Im Rahmen der Zusammenkunft am 14. Juli dieses Jahres in der Gaststätte „Lindenschänke“ (Altmickten) wurde von den Teilnehmern der Geschichtswerkstatt einstimmig beschlossen, nach nunmehr zwei Jahrzehnten selbige im Dezember 2022 zu beenden. Beschlossen und bekräftigt wurde aber auch, dass man zukünftig in einer dem Alter gemäßen Form in Kontakt bleiben und sich nach Bedarf zwanglos zusammenfinden wolle.

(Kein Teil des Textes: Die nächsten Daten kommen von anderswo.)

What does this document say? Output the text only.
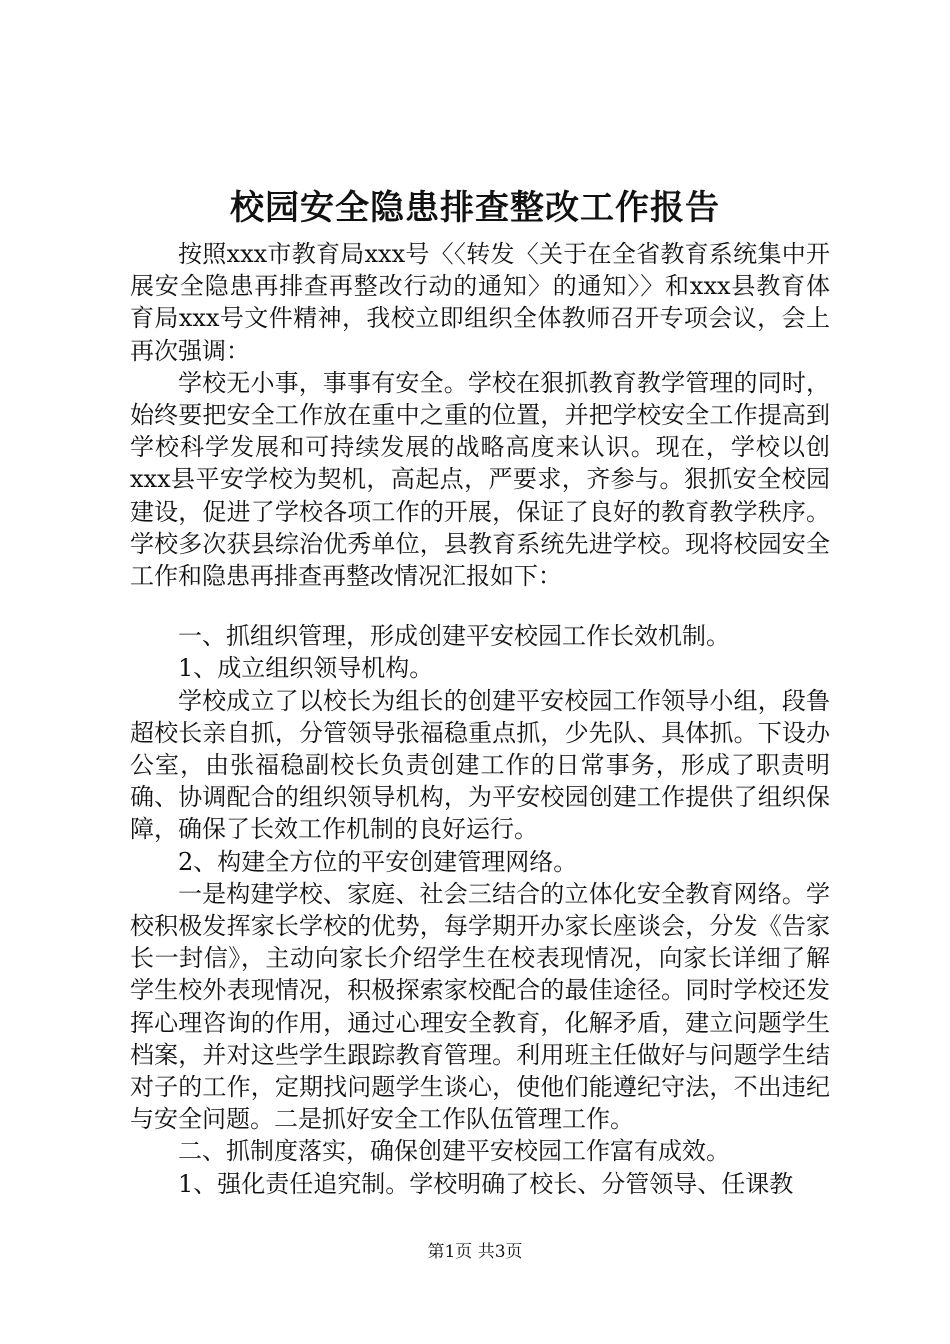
校园安全隐患排查整改工作报告

按照xxx市教育局xxx号〈〈转发〈关于在全省教育系统集中开展安全隐患再排查再整改行动的通知〉的通知〉〉和xxx县教育体育局xxx号文件精神，我校立即组织全体教师召开专项会议，会上再次强调：

学校无小事，事事有安全。学校在狠抓教育教学管理的同时，始终要把安全工作放在重中之重的位置，并把学校安全工作提高到学校科学发展和可持续发展的战略高度来认识。现在，学校以创xxx县平安学校为契机，高起点，严要求，齐参与。狠抓安全校园建设，促进了学校各项工作的开展，保证了良好的教育教学秩序。学校多次获县综治优秀单位，县教育系统先进学校。现将校园安全工作和隐患再排查再整改情况汇报如下：

一、抓组织管理，形成创建平安校园工作长效机制。

1、成立组织领导机构。

学校成立了以校长为组长的创建平安校园工作领导小组，段鲁超校长亲自抓，分管领导张福稳重点抓，少先队、具体抓。下设办公室，由张福稳副校长负责创建工作的日常事务，形成了职责明确、协调配合的组织领导机构，为平安校园创建工作提供了组织保障，确保了长效工作机制的良好运行。

2、构建全方位的平安创建管理网络。

一是构建学校、家庭、社会三结合的立体化安全教育网络。学校积极发挥家长学校的优势，每学期开办家长座谈会，分发《告家长一封信》，主动向家长介绍学生在校表现情况，向家长详细了解学生校外表现情况，积极探索家校配合的最佳途径。同时学校还发挥心理咨询的作用，通过心理安全教育，化解矛盾，建立问题学生档案，并对这些学生跟踪教育管理。利用班主任做好与问题学生结对子的工作，定期找问题学生谈心，使他们能遵纪守法，不出违纪与安全问题。二是抓好安全工作队伍管理工作。

二、抓制度落实，确保创建平安校园工作富有成效。

1、强化责任追究制。学校明确了校长、分管领导、任课教

第1页 共3页
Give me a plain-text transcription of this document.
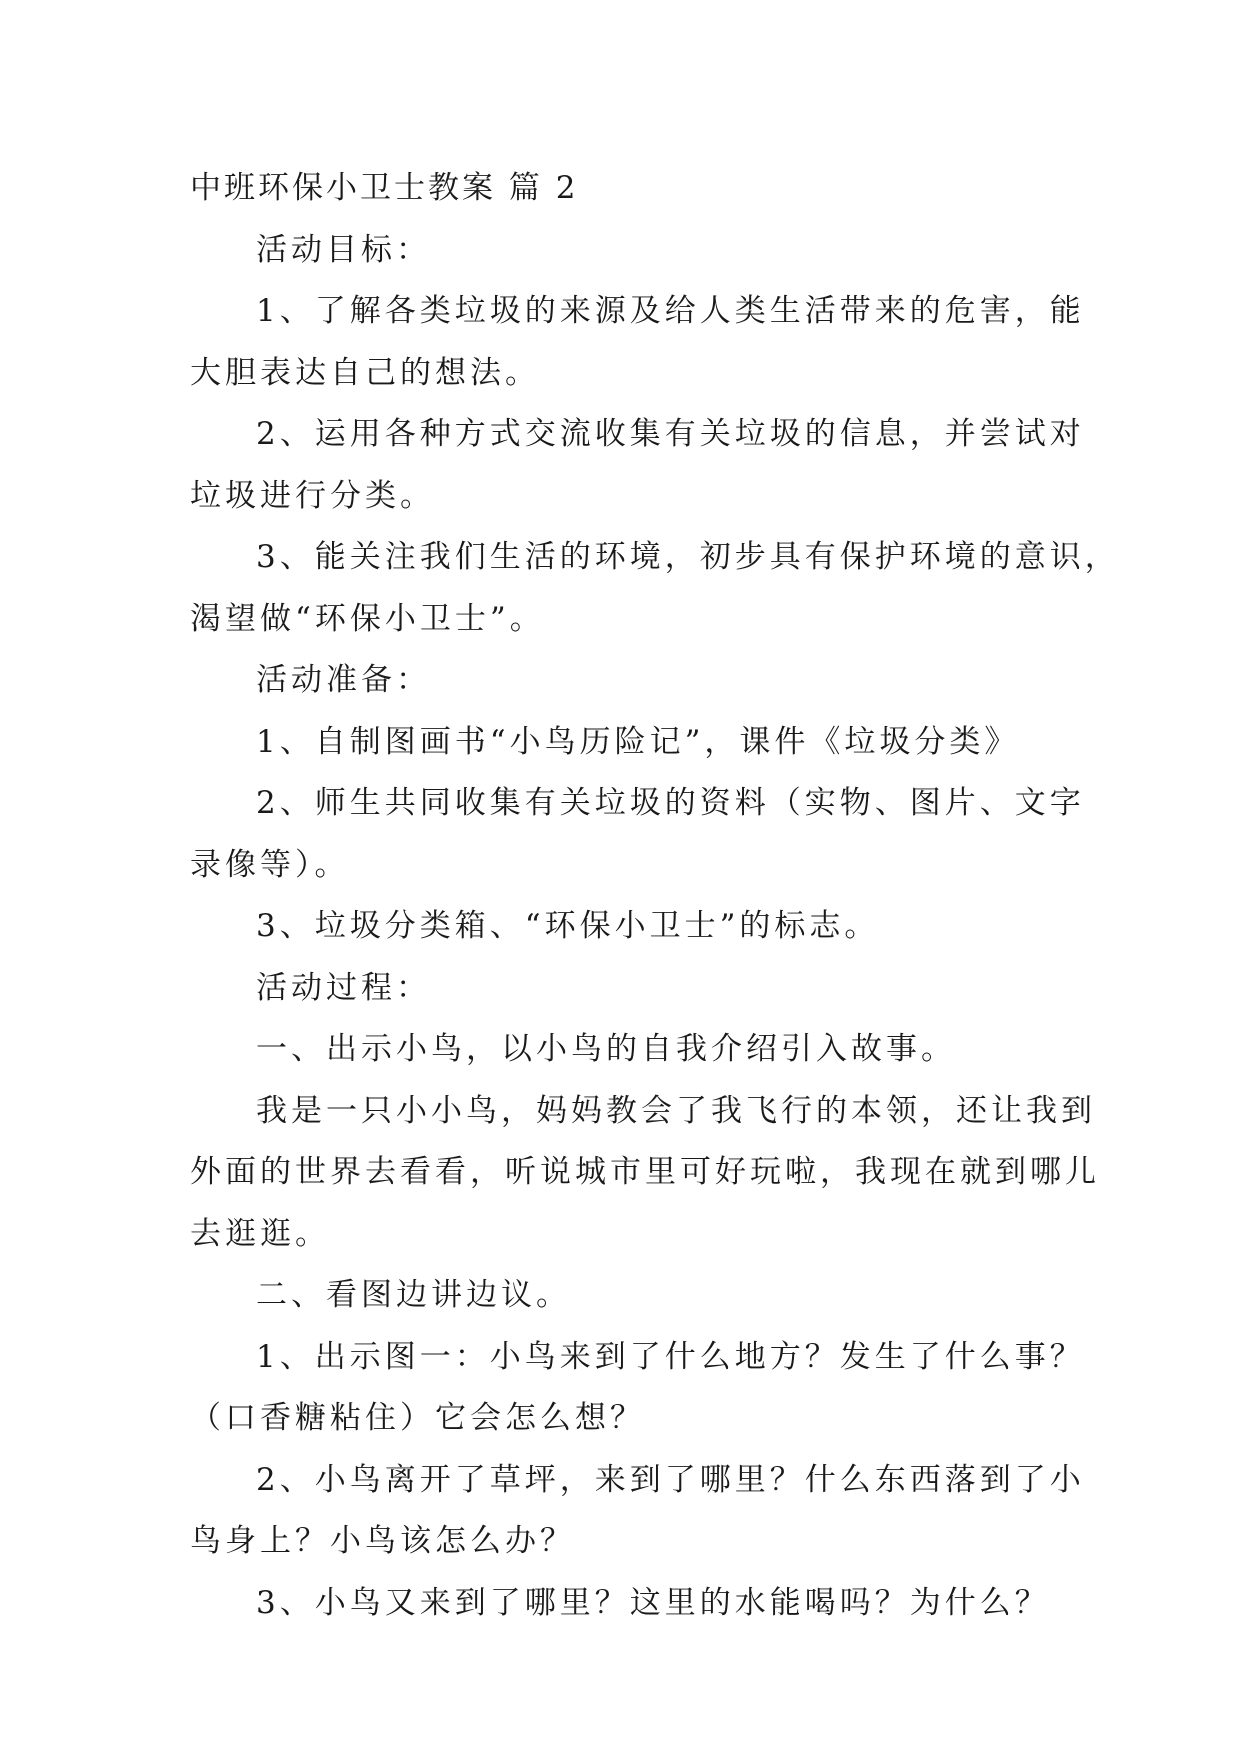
中班环保小卫士教案 篇 2
活动目标：
1、了解各类垃圾的来源及给人类生活带来的危害，能
大胆表达自己的想法。
2、运用各种方式交流收集有关垃圾的信息，并尝试对
垃圾进行分类。
3、能关注我们生活的环境，初步具有保护环境的意识，
渴望做“环保小卫士”。
活动准备：
1、自制图画书“小鸟历险记”，课件《垃圾分类》
2、师生共同收集有关垃圾的资料（实物、图片、文字
录像等）。
3、垃圾分类箱、“环保小卫士”的标志。
活动过程：
一、出示小鸟，以小鸟的自我介绍引入故事。
我是一只小小鸟，妈妈教会了我飞行的本领，还让我到
外面的世界去看看，听说城市里可好玩啦，我现在就到哪儿
去逛逛。
二、看图边讲边议。
1、出示图一：小鸟来到了什么地方？发生了什么事？
（口香糖粘住）它会怎么想？
2、小鸟离开了草坪，来到了哪里？什么东西落到了小
鸟身上？小鸟该怎么办？
3、小鸟又来到了哪里？这里的水能喝吗？为什么？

Außerdem ist ein jährliches „gemütliches Beisammensein“ in den Sommermonaten vorgesehen. Letztmalig treffen sich die Teilnehmer nun am 8. Dezember 2022 in der Kaditzer Gaststätte „Zur Einheit“ (Riegelplatz). Ohne Festrede, Gäste und Ehrungen werden sie die Geschichtswerkstatt Dresden-Nordwest „zu den Akten legen.“
Im Vorab wird der in den letzten zwanzig Jahren verstorbenen Teilnehmer der Geschichtswerkstatt gedacht. In guter Erinnerung bleiben Horst R. Rein, Dr. Max Seurig, Dr. Manfred Dreßler, Hellmuth Huth und Wolfgang Fiedler (alle Trachau), Rudolf Eichner (Leipziger Vorstadt), Wolfgang Roder (Klotzsche), Heidemarie Zeidler (Äußere Neustadt), Rolf Wilhelm (Weißig), Günther Wiese (Mickten) sowie Helmuth Claus (Weixdorf). Sie waren allesamt ständige oder korrespondierende Teilnehmer der Geschichtswerkstatt, die nun selbst ein Stück Geschichte des Dresdner Nordwestens geworden ist.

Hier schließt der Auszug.